Title: Holistic discretisation of PDEs based upon modern dynamical systems theory
Category: maths
Area: computational and applied maths and engineering
No. of units: 1 or 2 or 4
Supervisor: Tony Roberts (Staff Profile)
Description:

The significant achievement is my development of techniques, based on centre manifold theory, for the rational and complete low-dimensional modelling of complicated dynamical systems. These techniques, which are born out of the recent explosion of interest in dynamical systems, apply to a variety of physical problems and lead to many new insights---some of which enable us to correct and complete classic approximations. Further, the systematic basis of the techniques allows us to devise new models in ways unimagined before.

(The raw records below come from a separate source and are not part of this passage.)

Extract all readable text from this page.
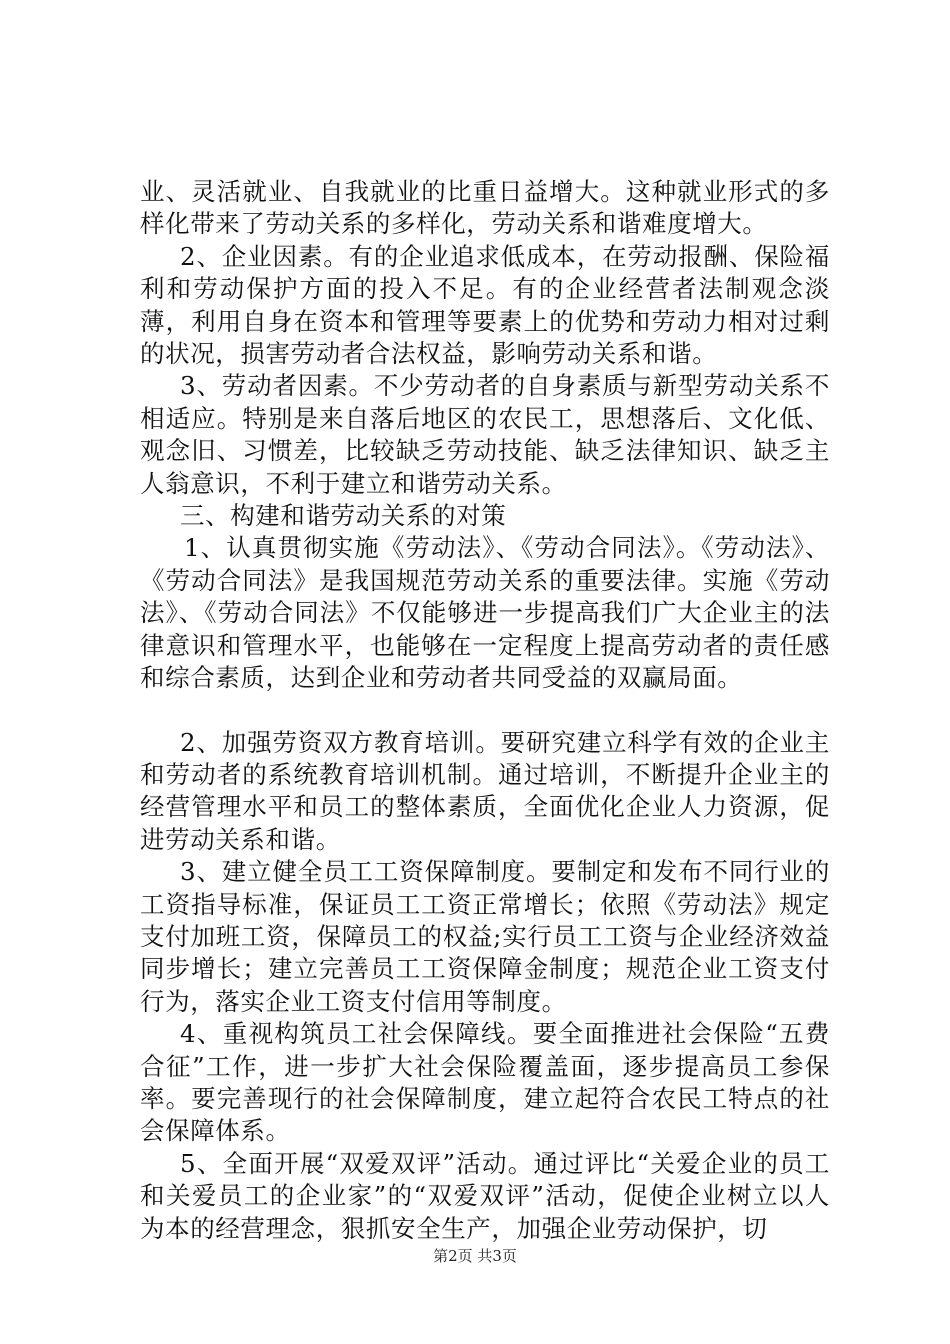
业、灵活就业、自我就业的比重日益增大。这种就业形式的多样化带来了劳动关系的多样化，劳动关系和谐难度增大。

2、企业因素。有的企业追求低成本，在劳动报酬、保险福利和劳动保护方面的投入不足。有的企业经营者法制观念淡薄，利用自身在资本和管理等要素上的优势和劳动力相对过剩的状况，损害劳动者合法权益，影响劳动关系和谐。

3、劳动者因素。不少劳动者的自身素质与新型劳动关系不相适应。特别是来自落后地区的农民工，思想落后、文化低、观念旧、习惯差，比较缺乏劳动技能、缺乏法律知识、缺乏主人翁意识，不利于建立和谐劳动关系。

三、构建和谐劳动关系的对策

1、认真贯彻实施《劳动法》、《劳动合同法》。《劳动法》、《劳动合同法》是我国规范劳动关系的重要法律。实施《劳动法》、《劳动合同法》不仅能够进一步提高我们广大企业主的法律意识和管理水平，也能够在一定程度上提高劳动者的责任感和综合素质，达到企业和劳动者共同受益的双赢局面。

2、加强劳资双方教育培训。要研究建立科学有效的企业主和劳动者的系统教育培训机制。通过培训，不断提升企业主的经营管理水平和员工的整体素质，全面优化企业人力资源，促进劳动关系和谐。

3、建立健全员工工资保障制度。要制定和发布不同行业的工资指导标准，保证员工工资正常增长；依照《劳动法》规定支付加班工资，保障员工的权益;实行员工工资与企业经济效益同步增长；建立完善员工工资保障金制度；规范企业工资支付行为，落实企业工资支付信用等制度。

4、重视构筑员工社会保障线。要全面推进社会保险“五费合征”工作，进一步扩大社会保险覆盖面，逐步提高员工参保率。要完善现行的社会保障制度，建立起符合农民工特点的社会保障体系。

5、全面开展“双爱双评”活动。通过评比“关爱企业的员工和关爱员工的企业家”的“双爱双评”活动，促使企业树立以人为本的经营理念，狠抓安全生产，加强企业劳动保护，切

第2页 共3页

Recent applications are to the construction of discrete models, for numerical solution, using centre manifold techniques. The emerging advantages are: more robust numerical simulation due to the rational modelling of nonlinearity; a rational treatment of providing initial conditions; systematic derivation of boundary conditions for discretisations; systematic development to two-dimensional discretisations; and a completely novel theoretical justification of the numerical model. Further, it looks as if the approach can be extended to systematically modelling problems with convoluted subgrid scale structure. This project connects beautifully to the work of others on multiscale numerical methods---three invited speakers at extsc{iciam}~2003 spoke on multiscale topics. Amazingly the methodology extends to account for stochastic fluctuations in the physical problem. Our approach shows how nonlinearities give rise, in discretisations, to multiplicative noise and to essentially new noise processes when viewed on the time-scale of interest.

Student: anyone keen for 21st century applied mathematics.